Bab 11
Jimmy sedikit heran melihat adiknya yang pulang ke rumah dengan wajah berseri. Sesekali Jimmy melihat ada senyum yang tak memudar dari bibir Jacky. "Tumben, kayak abis dapat lotere tuh anak. Tanyain ah, siapa tau bener dia dapat lotere?"
"Jack, lo keliatan seneng banget ada angin apaan nih?" tanya Jimmy menyusul Jacky yang baru saja duduk di meja makan menuangkan segelas air dan meminumnya.
"Kepo banget lo, Chim."
"Elah, pelit banget lo!"
Padahal Jimmy senang, karena beberapa hari kemarin Jacky terlihat muram. Syukurlah, sekarang adiknya itu terlihat lebih ceria. "Em, Jangan-jangan lo udah baikan sama Mara, ya? Eh, tapi, belakangan dia jarang main ke sini. Apa lo yang larang dia ke sini?"
"Nggak."
"Nggak gimana anjir. Lo kalau jawab yang jelas dikit napa!"
"Nggak ada apa-apa,"
"Siapa yang nggak ada apa-apa? Mara?"
"Bawel banget lo ngalahin cewek. Gue mau masuk ke kamar dulu."
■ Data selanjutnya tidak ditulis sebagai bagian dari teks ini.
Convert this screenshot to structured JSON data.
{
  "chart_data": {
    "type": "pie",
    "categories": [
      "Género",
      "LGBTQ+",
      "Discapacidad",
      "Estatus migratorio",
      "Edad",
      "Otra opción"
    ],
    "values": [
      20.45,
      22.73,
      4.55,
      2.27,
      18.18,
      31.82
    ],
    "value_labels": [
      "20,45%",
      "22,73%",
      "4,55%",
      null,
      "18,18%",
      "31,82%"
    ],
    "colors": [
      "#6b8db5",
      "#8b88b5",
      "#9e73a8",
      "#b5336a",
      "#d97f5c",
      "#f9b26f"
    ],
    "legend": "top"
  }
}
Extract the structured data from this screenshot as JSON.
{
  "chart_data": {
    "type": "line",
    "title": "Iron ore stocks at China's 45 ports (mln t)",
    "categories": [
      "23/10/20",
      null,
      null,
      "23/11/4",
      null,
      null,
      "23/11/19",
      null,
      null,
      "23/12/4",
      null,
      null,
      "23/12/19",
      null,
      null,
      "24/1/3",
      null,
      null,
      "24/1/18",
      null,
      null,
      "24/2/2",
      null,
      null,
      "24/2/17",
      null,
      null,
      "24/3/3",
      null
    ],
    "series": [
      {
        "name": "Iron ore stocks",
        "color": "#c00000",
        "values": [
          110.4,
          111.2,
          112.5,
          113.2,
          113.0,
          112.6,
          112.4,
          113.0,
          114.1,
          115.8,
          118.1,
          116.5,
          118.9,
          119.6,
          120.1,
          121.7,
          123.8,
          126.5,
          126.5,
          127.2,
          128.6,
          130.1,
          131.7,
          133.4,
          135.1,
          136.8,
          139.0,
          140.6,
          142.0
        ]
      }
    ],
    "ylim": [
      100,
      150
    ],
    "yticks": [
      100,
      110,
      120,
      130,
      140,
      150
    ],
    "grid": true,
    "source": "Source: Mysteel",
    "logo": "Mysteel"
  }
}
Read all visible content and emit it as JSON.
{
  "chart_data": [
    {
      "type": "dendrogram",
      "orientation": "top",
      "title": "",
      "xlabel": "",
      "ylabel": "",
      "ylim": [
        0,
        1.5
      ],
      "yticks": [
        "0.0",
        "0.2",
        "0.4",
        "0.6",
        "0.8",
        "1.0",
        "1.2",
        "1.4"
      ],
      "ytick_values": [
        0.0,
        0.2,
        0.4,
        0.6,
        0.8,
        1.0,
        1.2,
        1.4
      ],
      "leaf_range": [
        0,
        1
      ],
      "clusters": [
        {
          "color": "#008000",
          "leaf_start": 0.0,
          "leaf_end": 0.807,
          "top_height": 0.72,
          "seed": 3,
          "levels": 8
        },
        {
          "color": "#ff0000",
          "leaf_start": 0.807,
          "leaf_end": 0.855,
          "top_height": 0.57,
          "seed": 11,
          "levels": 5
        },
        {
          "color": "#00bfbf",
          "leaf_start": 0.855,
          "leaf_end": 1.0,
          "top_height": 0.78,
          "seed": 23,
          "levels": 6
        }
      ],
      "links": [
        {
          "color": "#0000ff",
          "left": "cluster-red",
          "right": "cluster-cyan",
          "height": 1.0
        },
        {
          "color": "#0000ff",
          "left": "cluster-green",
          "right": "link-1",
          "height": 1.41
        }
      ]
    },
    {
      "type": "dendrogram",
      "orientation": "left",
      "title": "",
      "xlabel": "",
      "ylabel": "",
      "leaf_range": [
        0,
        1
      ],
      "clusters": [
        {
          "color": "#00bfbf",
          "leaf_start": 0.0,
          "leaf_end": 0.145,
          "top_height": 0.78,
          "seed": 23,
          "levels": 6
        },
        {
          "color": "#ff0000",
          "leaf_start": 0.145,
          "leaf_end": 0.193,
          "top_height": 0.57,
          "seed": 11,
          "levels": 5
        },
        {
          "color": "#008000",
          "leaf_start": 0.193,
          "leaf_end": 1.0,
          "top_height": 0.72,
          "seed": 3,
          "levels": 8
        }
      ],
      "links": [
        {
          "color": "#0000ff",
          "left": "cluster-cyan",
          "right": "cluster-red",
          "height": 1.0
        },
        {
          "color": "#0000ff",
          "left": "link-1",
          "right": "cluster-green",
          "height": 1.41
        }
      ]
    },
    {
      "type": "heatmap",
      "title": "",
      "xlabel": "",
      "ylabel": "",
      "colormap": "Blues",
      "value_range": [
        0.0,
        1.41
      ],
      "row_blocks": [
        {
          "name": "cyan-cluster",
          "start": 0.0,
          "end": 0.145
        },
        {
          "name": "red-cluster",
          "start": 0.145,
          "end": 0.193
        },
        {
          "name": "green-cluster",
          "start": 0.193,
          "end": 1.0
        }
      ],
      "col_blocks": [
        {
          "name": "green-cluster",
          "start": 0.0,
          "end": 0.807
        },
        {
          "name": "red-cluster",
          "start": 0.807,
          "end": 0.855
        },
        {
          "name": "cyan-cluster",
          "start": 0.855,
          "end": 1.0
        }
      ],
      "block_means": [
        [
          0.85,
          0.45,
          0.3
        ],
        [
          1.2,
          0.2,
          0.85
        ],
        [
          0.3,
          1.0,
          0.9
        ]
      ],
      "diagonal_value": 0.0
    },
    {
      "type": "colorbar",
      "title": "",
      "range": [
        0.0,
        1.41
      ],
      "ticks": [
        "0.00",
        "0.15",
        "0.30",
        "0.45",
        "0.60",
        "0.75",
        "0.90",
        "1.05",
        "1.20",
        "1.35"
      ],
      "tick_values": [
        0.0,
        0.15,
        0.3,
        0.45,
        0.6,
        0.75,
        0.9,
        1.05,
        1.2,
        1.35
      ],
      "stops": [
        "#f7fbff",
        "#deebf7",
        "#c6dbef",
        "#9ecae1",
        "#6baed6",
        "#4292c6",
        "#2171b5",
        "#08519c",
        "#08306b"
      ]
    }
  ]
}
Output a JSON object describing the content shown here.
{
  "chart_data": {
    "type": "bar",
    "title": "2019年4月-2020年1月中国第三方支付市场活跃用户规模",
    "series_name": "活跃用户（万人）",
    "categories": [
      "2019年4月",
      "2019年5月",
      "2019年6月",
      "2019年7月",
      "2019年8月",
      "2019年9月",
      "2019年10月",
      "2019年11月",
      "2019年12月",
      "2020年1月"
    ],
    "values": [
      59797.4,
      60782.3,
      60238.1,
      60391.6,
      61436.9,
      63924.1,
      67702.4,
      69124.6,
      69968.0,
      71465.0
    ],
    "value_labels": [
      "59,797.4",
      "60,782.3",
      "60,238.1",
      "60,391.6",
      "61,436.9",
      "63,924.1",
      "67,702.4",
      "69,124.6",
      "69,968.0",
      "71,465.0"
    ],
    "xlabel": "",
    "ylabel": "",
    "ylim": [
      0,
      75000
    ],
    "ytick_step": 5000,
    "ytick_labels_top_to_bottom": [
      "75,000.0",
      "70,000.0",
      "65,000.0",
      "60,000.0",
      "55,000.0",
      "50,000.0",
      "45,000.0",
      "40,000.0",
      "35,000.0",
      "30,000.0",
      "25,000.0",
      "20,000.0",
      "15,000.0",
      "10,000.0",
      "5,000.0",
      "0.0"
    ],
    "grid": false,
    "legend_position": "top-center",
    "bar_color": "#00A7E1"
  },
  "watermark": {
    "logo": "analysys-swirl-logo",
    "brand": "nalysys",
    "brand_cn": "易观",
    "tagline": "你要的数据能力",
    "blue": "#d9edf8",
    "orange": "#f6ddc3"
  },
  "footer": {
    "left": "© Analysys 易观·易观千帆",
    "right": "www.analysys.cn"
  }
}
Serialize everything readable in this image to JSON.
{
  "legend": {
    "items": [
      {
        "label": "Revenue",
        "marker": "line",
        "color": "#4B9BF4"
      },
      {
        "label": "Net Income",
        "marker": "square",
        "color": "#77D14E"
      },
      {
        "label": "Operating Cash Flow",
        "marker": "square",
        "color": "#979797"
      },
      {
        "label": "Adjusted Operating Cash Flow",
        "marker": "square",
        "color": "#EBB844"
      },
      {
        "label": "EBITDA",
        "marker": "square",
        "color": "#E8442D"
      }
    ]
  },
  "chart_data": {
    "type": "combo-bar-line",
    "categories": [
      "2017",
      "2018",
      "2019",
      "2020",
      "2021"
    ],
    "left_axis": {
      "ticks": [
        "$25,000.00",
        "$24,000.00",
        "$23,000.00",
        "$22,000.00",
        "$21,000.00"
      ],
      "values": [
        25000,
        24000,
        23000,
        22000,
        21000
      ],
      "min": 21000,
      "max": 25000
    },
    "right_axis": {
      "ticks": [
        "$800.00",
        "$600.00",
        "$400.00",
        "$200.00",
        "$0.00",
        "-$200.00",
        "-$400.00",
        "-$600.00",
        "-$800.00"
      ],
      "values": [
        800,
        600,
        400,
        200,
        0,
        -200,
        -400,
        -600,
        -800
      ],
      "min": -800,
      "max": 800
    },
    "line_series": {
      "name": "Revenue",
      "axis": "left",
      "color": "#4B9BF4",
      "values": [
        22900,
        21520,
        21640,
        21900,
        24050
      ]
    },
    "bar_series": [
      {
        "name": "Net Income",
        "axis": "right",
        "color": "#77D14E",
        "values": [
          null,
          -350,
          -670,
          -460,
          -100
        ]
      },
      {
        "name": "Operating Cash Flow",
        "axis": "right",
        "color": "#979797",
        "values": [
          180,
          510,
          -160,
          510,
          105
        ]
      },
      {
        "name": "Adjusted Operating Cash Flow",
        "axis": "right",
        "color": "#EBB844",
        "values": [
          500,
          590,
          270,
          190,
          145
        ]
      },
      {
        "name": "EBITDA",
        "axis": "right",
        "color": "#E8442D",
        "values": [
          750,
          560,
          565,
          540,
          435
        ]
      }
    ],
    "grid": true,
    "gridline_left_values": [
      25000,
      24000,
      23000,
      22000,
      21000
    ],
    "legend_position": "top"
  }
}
Jimmy terkekeh, dia lalu ikut menuangkan air ke gelas. "Sampai haus gue ngeledekin lo, Jack! Syukurlah kalau lo udah baikan sama Mara, dia itu tulus mau berteman sama lo."
Jacky menghentikan langkah kakinya beberapa detik, kemudian berbalik. "Gue mau bisa liat lagi, Bang."
Jimmy tersentak, dia sampai menghentikan aktifitas minumnya, meletakkan gelas dari tangannya lalu mendekati adiknya. "Gue lagi usahain, Jack. Bank mata belum ngasih kabar. Tapi kalau ada mata yang cocok buat lo, pasti mereka akan kasih kabar dengan segera kok."
Pria tunanetra itu tersenyum simpul. "Makasih ya, Bang. Ya udah, gue ke kamar dulu."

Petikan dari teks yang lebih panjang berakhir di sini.